A test verifies this behaviour: api-handler.test.ts asserts that a handler still returns 200 when the audit write throws. This test has caught regressions twice.

Lesson 2: Derive, do not configure

The first version of the audit middleware required each API route to manually declare its category, entity type, and action. Developers forgot, copied the wrong values, or omitted audit calls entirely on new routes.

The current version (parseRequestForAudit) derives everything from the URL and HTTP method. It is a pure function -- no database lookups, no session reads, no side effects. Given /api/compliance/risks/cm9x8y7z and method PATCH, it returns:

FieldDerived ValueHow
categoryCOMPLIANCEURL prefix /api/compliance/
entityTypeRiskDe-pluralized PascalCase from segment
actionrisk.updateHTTP method + entity type
entityIdcm9x8y7zCUID-like segment detection
severityINFO (or WARNING for DELETE)Method + outcome

Three design choices matter here:

Action verbs are filtered out. Segments like attest, transition, review, quantify describe what is being done, not what entity is being targeted. Walking the URL backwards and skipping these verbs finds the real resource name.

CUID detection by pattern. Segments starting with c, 15-40 lowercase alphanumeric characters are treated as entity IDs. This avoids parsing route parameter notation ([id]).

Auth routes are excluded entirely. /api/auth/* paths return null from the parser. Auth events (sign-in, sign-out, MFA, password changes) are instrumented explicitly in the auth flow code. Mixing automatic and explicit logging produces duplicate entries and confusing severity assignments.

The payoff: any new API route under /api/compliance/, /api/security/, or /api/incidents/ is automatically audited with zero developer effort. There are 37 unit tests covering the URL parser: nested paths, kebab-case conversion, de-pluralization, action verb skipping, deep paths, and excluded routes.
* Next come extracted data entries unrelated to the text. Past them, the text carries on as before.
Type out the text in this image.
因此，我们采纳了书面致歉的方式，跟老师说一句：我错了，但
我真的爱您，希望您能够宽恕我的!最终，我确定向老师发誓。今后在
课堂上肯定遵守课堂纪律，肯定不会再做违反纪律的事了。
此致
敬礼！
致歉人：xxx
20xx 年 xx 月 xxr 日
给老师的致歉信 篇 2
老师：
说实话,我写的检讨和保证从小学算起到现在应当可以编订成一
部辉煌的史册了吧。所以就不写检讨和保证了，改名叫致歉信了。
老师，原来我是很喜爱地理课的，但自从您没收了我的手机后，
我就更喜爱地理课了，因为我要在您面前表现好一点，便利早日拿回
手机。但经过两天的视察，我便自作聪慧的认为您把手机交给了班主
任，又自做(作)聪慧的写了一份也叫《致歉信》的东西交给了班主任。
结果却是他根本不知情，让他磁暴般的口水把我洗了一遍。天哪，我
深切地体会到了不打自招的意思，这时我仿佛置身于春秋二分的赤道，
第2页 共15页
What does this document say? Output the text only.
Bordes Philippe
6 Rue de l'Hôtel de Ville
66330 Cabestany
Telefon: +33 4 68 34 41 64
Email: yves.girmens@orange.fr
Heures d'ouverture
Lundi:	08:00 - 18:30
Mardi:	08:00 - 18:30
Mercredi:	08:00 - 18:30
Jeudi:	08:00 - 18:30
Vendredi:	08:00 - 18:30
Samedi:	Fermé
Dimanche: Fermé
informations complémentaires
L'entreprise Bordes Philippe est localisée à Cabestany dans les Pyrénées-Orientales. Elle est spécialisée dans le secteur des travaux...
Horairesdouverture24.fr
Lesson 3: Two audit tables, not one

I split auditing into two tables serving different audiences:

AspectAdmin Audit LogPlatform Audit Log
Tableaudit_logsplatform_audit_logs
ScopeGlobal -- all tenantsTenant-scoped
AudiencePlatform administratorsTenant users
EventsRole changes, user management, tenant opsAuth, compliance, security

This separation matters for multi-tenant access control. A tenant user viewing /audit-log must never see another tenant's audit events. With a single table, every query requires a WHERE tenantId = ? clause -- easy to forget, hard to audit. With separate tables, the platform audit log is inherently scoped: tenant users can only query the tenant-scoped table through API routes that enforce their session's tenantId.

The admin audit log is only accessible through the admin app (port 3001), which requires a separate authentication session with SUPER_ADMIN role. No tenant user can access it, and no tenant-scoped API route reads from it.

Lesson 4: tenantId must be nullable

The first version of platform_audit_logs had tenantId as a non-nullable foreign key. This broke immediately because sign-in failures happen before a tenant is selected -- there is no tenant ID to associate with a failed password attempt.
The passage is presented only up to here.